Yesterday saw the S&P 500 flat, the Nasdaq decline and the Dow rally to a new record high – the old cyclical vs growth rotation as yields rose. The small cap Russell 2000 index also rallied 1 per cent. Apple (APPL) declined a touch after hitting the $3tn market cap figure, Tesla (TSLA) was down 4 per cent with some giveback of the recent pump. Megacap tech was pretty overbought so this could be about baton-passing and deck-shuffling rotation that keeps the broad market above water. However, index weighting towards 5 or 6 megacap names in US tech means the rest have to work that bit harder so these rotations are not always straightforward and certainly rarely ‘clean’. Momentum took a bit of a pounding – ARKK down about 4 per cent for the session, over 40 per cent off its all-time high struck a year ago. 

Dollar Strengthens

Rising US yields lifted the dollar to its best level against the Japanese yen in five years. After all the navel gazing about Omicron during late November and December the market has kind of moved on – similar to the way the equity market has taken a leap forward. As fears about the virus ebb we can concentrate that bit more on monetary policy divergence – as noted last year it’s a time of multi-speed exits from emergency level monetary policy support which opens up some scope for genuine volatility in FX markets again. So, the market is betting the Fed will be getting on with hiking this year and leave the Japanese well behind. I tend to think the Fed underdelivers on its dots – flatter, fewer hikes than planned. But the US economy will be a bright spot this year and could result in tighter policy than even the Fed thinks (I am doubtful still about this, but willing to be proved wrong). The UK is probably in a closer situation to the US than most – open domestic economy, few restrictions, high inflation. So no surprise to see the pound mount a decent rally against the USD after being hugely oversold coming into the Christmas period. Those gains have started to ease with GBPUSD consolidating around the 1.35 area. MACD bullish crossover again proved itself a decent indicator.

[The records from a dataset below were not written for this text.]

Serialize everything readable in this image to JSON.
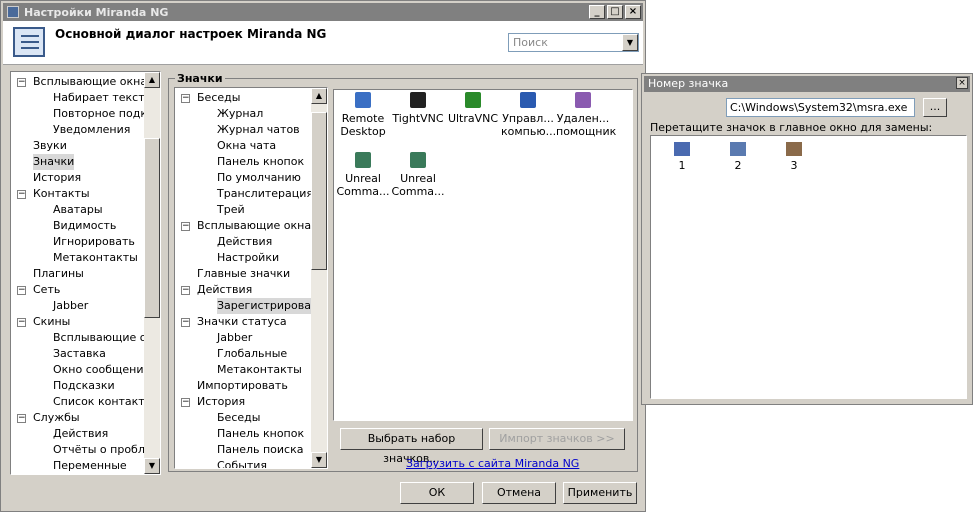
{
  "window": {
    "title": "Настройки Miranda NG",
    "btn_min": "_",
    "btn_max": "□",
    "btn_close": "×"
  },
  "header": {
    "title": "Основной диалог настроек Miranda NG",
    "search_placeholder": "Поиск"
  },
  "nav_tree": [
    {
      "label": "Всплывающие окна",
      "level": 0,
      "exp": "-"
    },
    {
      "label": "Набирает текст",
      "level": 1
    },
    {
      "label": "Повторное подкл",
      "level": 1
    },
    {
      "label": "Уведомления",
      "level": 1
    },
    {
      "label": "Звуки",
      "level": 0
    },
    {
      "label": "Значки",
      "level": 0,
      "selected": true
    },
    {
      "label": "История",
      "level": 0
    },
    {
      "label": "Контакты",
      "level": 0,
      "exp": "-"
    },
    {
      "label": "Аватары",
      "level": 1
    },
    {
      "label": "Видимость",
      "level": 1
    },
    {
      "label": "Игнорировать",
      "level": 1
    },
    {
      "label": "Метаконтакты",
      "level": 1
    },
    {
      "label": "Плагины",
      "level": 0
    },
    {
      "label": "Сеть",
      "level": 0,
      "exp": "-"
    },
    {
      "label": "Jabber",
      "level": 1
    },
    {
      "label": "Скины",
      "level": 0,
      "exp": "-"
    },
    {
      "label": "Всплывающие окн",
      "level": 1
    },
    {
      "label": "Заставка",
      "level": 1
    },
    {
      "label": "Окно сообщений",
      "level": 1
    },
    {
      "label": "Подсказки",
      "level": 1
    },
    {
      "label": "Список контактов",
      "level": 1
    },
    {
      "label": "Службы",
      "level": 0,
      "exp": "-"
    },
    {
      "label": "Действия",
      "level": 1
    },
    {
      "label": "Отчёты о пробле",
      "level": 1
    },
    {
      "label": "Переменные",
      "level": 1
    }
  ],
  "group": {
    "title": "Значки"
  },
  "icon_tree": [
    {
      "label": "Беседы",
      "level": 0,
      "exp": "-"
    },
    {
      "label": "Журнал",
      "level": 1
    },
    {
      "label": "Журнал чатов",
      "level": 1
    },
    {
      "label": "Окна чата",
      "level": 1
    },
    {
      "label": "Панель кнопок",
      "level": 1
    },
    {
      "label": "По умолчанию",
      "level": 1
    },
    {
      "label": "Транслитерация и",
      "level": 1
    },
    {
      "label": "Трей",
      "level": 1
    },
    {
      "label": "Всплывающие окна",
      "level": 0,
      "exp": "-"
    },
    {
      "label": "Действия",
      "level": 1
    },
    {
      "label": "Настройки",
      "level": 1
    },
    {
      "label": "Главные значки",
      "level": 0
    },
    {
      "label": "Действия",
      "level": 0,
      "exp": "-"
    },
    {
      "label": "Зарегистрирован",
      "level": 1,
      "selected": true
    },
    {
      "label": "Значки статуса",
      "level": 0,
      "exp": "-"
    },
    {
      "label": "Jabber",
      "level": 1
    },
    {
      "label": "Глобальные",
      "level": 1
    },
    {
      "label": "Метаконтакты",
      "level": 1
    },
    {
      "label": "Импортировать",
      "level": 0
    },
    {
      "label": "История",
      "level": 0,
      "exp": "-"
    },
    {
      "label": "Беседы",
      "level": 1
    },
    {
      "label": "Панель кнопок",
      "level": 1
    },
    {
      "label": "Панель поиска",
      "level": 1
    },
    {
      "label": "События",
      "level": 1
    }
  ],
  "icons": [
    {
      "line1": "Remote",
      "line2": "Desktop",
      "color": "#3a6fc4",
      "name": "remote-desktop-icon"
    },
    {
      "line1": "TightVNC",
      "line2": "",
      "color": "#222222",
      "name": "tightvnc-icon"
    },
    {
      "line1": "UltraVNC",
      "line2": "",
      "color": "#2a8a2a",
      "name": "ultravnc-icon"
    },
    {
      "line1": "Управл...",
      "line2": "компью...",
      "color": "#2a5ab0",
      "name": "computer-management-icon"
    },
    {
      "line1": "Удален...",
      "line2": "помощник",
      "color": "#8a5ab0",
      "name": "remote-assistance-icon"
    },
    {
      "line1": "Unreal",
      "line2": "Comma...",
      "color": "#3a7a5a",
      "name": "unreal-commander-icon"
    },
    {
      "line1": "Unreal",
      "line2": "Comma...",
      "color": "#3a7a5a",
      "name": "unreal-commander-icon"
    }
  ],
  "buttons": {
    "choose_set": "Выбрать набор значков...",
    "import": "Импорт значков >>",
    "download_link": "Загрузить с сайта Miranda NG",
    "ok": "ОК",
    "cancel": "Отмена",
    "apply": "Применить"
  },
  "dialog": {
    "title": "Номер значка",
    "close": "×",
    "path": "C:\\Windows\\System32\\msra.exe",
    "browse": "...",
    "hint": "Перетащите значок в главное окно для замены:",
    "items": [
      {
        "label": "1"
      },
      {
        "label": "2"
      },
      {
        "label": "3"
      }
    ]
  }
}
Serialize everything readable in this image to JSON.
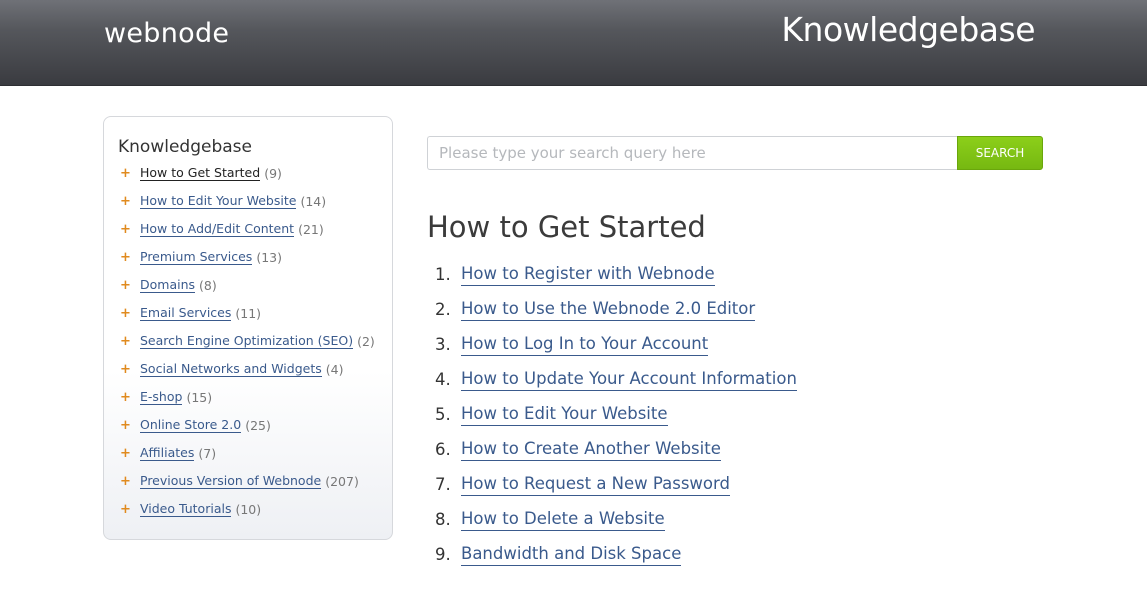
{
  "header": {
    "logo": "webnode",
    "title": "Knowledgebase"
  },
  "sidebar": {
    "title": "Knowledgebase",
    "items": [
      {
        "label": "How to Get Started",
        "count": "(9)"
      },
      {
        "label": "How to Edit Your Website",
        "count": "(14)"
      },
      {
        "label": "How to Add/Edit Content",
        "count": "(21)"
      },
      {
        "label": "Premium Services",
        "count": "(13)"
      },
      {
        "label": "Domains",
        "count": "(8)"
      },
      {
        "label": "Email Services",
        "count": "(11)"
      },
      {
        "label": "Search Engine Optimization (SEO)",
        "count": "(2)"
      },
      {
        "label": "Social Networks and Widgets",
        "count": "(4)"
      },
      {
        "label": "E-shop",
        "count": "(15)"
      },
      {
        "label": "Online Store 2.0",
        "count": "(25)"
      },
      {
        "label": "Affiliates",
        "count": "(7)"
      },
      {
        "label": "Previous Version of Webnode",
        "count": "(207)"
      },
      {
        "label": "Video Tutorials",
        "count": "(10)"
      }
    ]
  },
  "search": {
    "placeholder": "Please type your search query here",
    "value": "",
    "button_label": "SEARCH"
  },
  "main": {
    "title": "How to Get Started",
    "articles": [
      {
        "num": "1.",
        "label": "How to Register with Webnode"
      },
      {
        "num": "2.",
        "label": "How to Use the Webnode 2.0 Editor"
      },
      {
        "num": "3.",
        "label": "How to Log In to Your Account"
      },
      {
        "num": "4.",
        "label": "How to Update Your Account Information"
      },
      {
        "num": "5.",
        "label": "How to Edit Your Website"
      },
      {
        "num": "6.",
        "label": "How to Create Another Website"
      },
      {
        "num": "7.",
        "label": "How to Request a New Password"
      },
      {
        "num": "8.",
        "label": "How to Delete a Website"
      },
      {
        "num": "9.",
        "label": "Bandwidth and Disk Space"
      }
    ]
  },
  "colors": {
    "accent_green": "#7ec21a",
    "link_blue": "#3a5a8c",
    "plus_orange": "#e08a1e",
    "header_dark": "#3a3b40"
  }
}
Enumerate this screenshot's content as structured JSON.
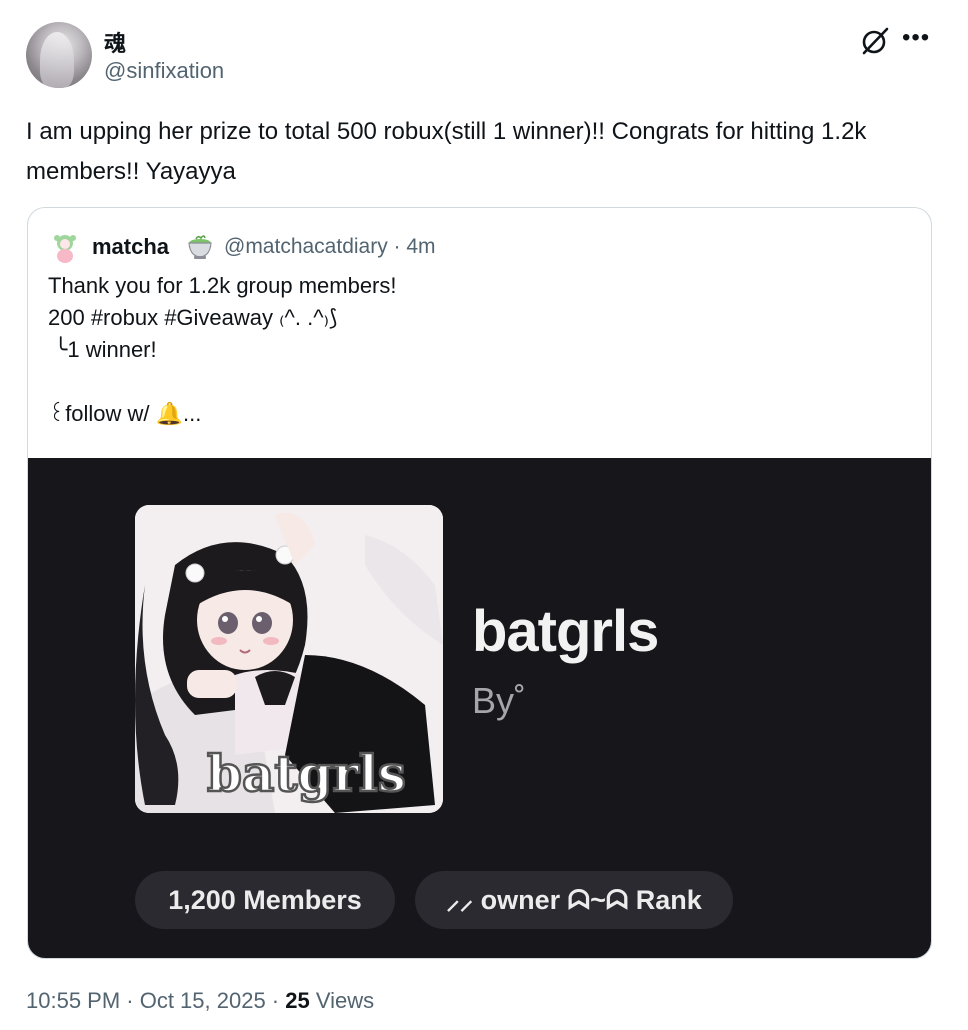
{
  "author": {
    "display_name": "魂",
    "handle": "@sinfixation",
    "avatar_icon": "avatar-photo"
  },
  "header_icons": [
    "grok-slash-icon",
    "more-horizontal-icon"
  ],
  "tweet": {
    "text": "I am upping her prize to total 500 robux(still 1 winner)!! Congrats for hitting 1.2k members!! Yayayya"
  },
  "quote": {
    "display_name": "matcha",
    "name_emoji": "🍵",
    "handle_time": "@matchacatdiary · 4m",
    "text": "Thank you for 1.2k group members!\n200 #robux #Giveaway ₍^. .^₎⟆\n ╰1 winner!\n\n꒰follow w/ 🔔...",
    "media": {
      "group_name": "batgrls",
      "by_label": "By˚",
      "thumbnail_caption": "batgrls",
      "members_pill": "1,200 Members",
      "rank_pill": "⸝⸝ owner ᗣ~ᗣ Rank"
    }
  },
  "meta": {
    "timestamp": "10:55 PM · Oct 15, 2025 · ",
    "views_count": "25",
    "views_label": " Views"
  },
  "colors": {
    "text": "#0f1419",
    "secondary": "#536471",
    "media_bg": "#17161b",
    "pill_bg": "#2a2a30"
  }
}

Today’s data sheet has the ADP employment numbers for the US as well as housing data on building permits, before the minutes from the last Fed meeting in December are released.  

Oil rising again

Elsewhere, oil prices rose, with Brent at $80 and WTI moving towards $78 as OPEC+ stuck with its planned production increase for February. The implication is that the cartel is confident demand is withstanding Omicron. API data showed a larger-than-expected draw of 6.4m barrels last week, with the benchmark EIA report due later today forecast to show a draw of 3.5m barrels. WTI futures holding at the 61.8 per cent area just under $77.